Leadership & Innovation: An InterviewLeave the first response January 22, 2008 / Posted in Mindful Leadership
I had the pleasure of being interviewed by Andrew Papageorge. Below is a summary on the Vistage View website
Chair News and Updates
San Diego Chair Featured in GoInnovate!
(Jan. 18) San Diego Chair Ozzie Gontang is featured in the January 2008 issue of the e-zine GoInnovate! produced by consultant and corporate innovator Andrew Papageorge.
Andrew interviewed the award-winning Vistage Chair at the Scripps Center for Integrative Medicine in La Jolla, Calif., where Ozzie is also leads a group comprised primarily of heart patients. The two talked about the Vistage experience and why the model works for so many executives. Among Ozzie’s responses: “One of the most important factors in our success is the emphasis we place on clarification, which comes from asking good questions. Over 50 percent of the time, when someone brings an issue and we have done a good enough job listening, what we find out is the issue as it was at first presented is not the issue at all. Once we clarify the real issue we can focus on viable solutions.”
Ozzie described the most innovative CEOs he’s worked with over the years as having “the ability to listen, question and use the insights and collective wisdom of their people.
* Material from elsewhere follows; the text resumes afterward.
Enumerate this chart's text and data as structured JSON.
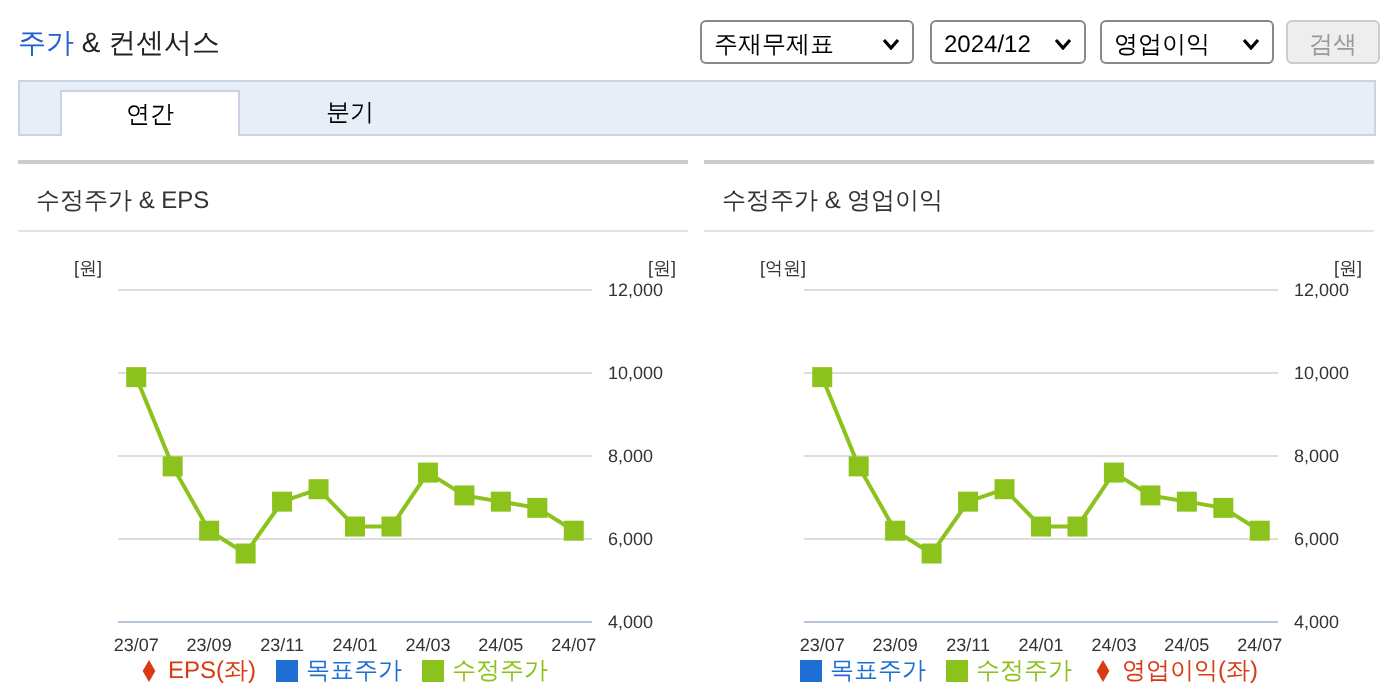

They are clear on their purpose and recognize there are a thousand different ways to accomplish their goals. They are willing to listen to how others would get there.”
The Q&A also makes mention of Ozzie’s outstanding running record, which includes completing almost 90 marathons (26.2 miles) and two ultramarathons (50-milers). As Ozzie explains, “Long distance running is a wonderful metaphor. It is about practice. It is about consistency. It is about being responsible and accountable for one’s life and that the outcomes are the results of the mind, body and spirit working together. It’s about taking it one step at a time. So we’re back to if you want to know the future, create it. Life, like the marathon, has a beginning, middle, and an end. It’s about the journey, not the destination. It’s about the process that creates the results.”